De sus zozobrosos  cuatro años de gobierno y de su sacrificio personal, la historia recogerá poco. Y el país, nada. La revolución del desarrollo se abandonará. El atraso, la miseria, la pobreza, la violencia, la represión apresarán a la Argentina en las décadas posteriores a su gobierno. Habrá intentos para reivindicar su revolución desarrollista desde otros gobiernos posteriores, en especial en materia energética, pero el subdesarrollo continuará inalterablemente siendo el dueño del paisaje.

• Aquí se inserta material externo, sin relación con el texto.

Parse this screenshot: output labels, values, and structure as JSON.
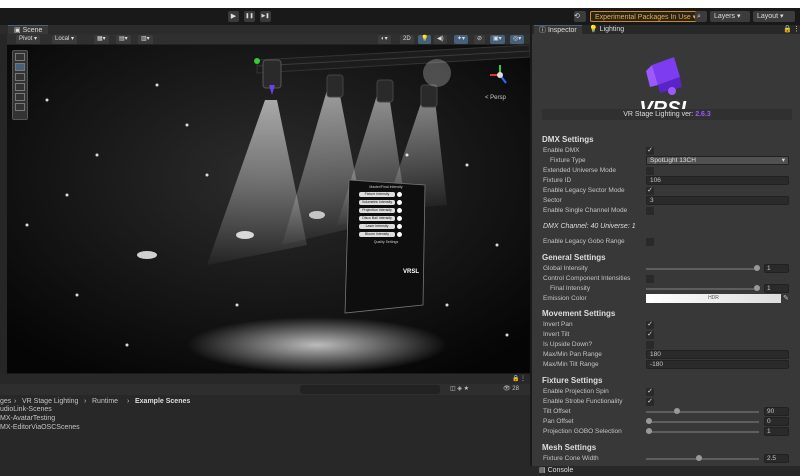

En Brasil no. Lo que se inició en 1956, con altos y bajos, nunca se abandonó. Hoy es uno de los países más grandes del mundo. Cuando antes era menos, hoy es más. Mucho más.

Recién a cincuenta años de su apresamiento y caída, el coraje de Frondizi comienza a valorizarse. Si viviese aún, diría que llegará un tiempo en que se retome el estudio, el método, la investigación, el diagnóstico de la situación, la planificación. Una secuencia de aprendizaje que enseñe que subdesarrollo no es en sí una mala palabra ofensiva, sino apenas la descripción de una mala situación.

En cambio, la bravura de aquellos que el personaje de Skeeter representa, contribuyó a que los norteamericanos blancos tuviesen que acostumbrarse a convivir con los norteamericanos negros. A compartir sus diferentes culturas. Tuvieron incluso que dejarlos meter sus narices en la política. Permitir que ocupasen cargos públicos, que gobernasen.

Y hasta que un presidente negro aspire a su reelección.

10 pensamientos en “Skeeter

  1. FELIX SERGIO DEL DUCA

    como siempre nos inunda de conocimientos con estos relatos.; mezclando la literatura, el cine y la politica dejando ver que la vida se da así todo junto. GRACIAS

  2. Federico G. Polak Autor de la entrada

    Pedimos disculpas a Federico Barlado, Luis Cevasco y Jorge Karakasis por no haber respondido a tiempo sus comentarios y apuntes referidos a Arturo Frondizi y el intento frustrado de su revolución desarrollista.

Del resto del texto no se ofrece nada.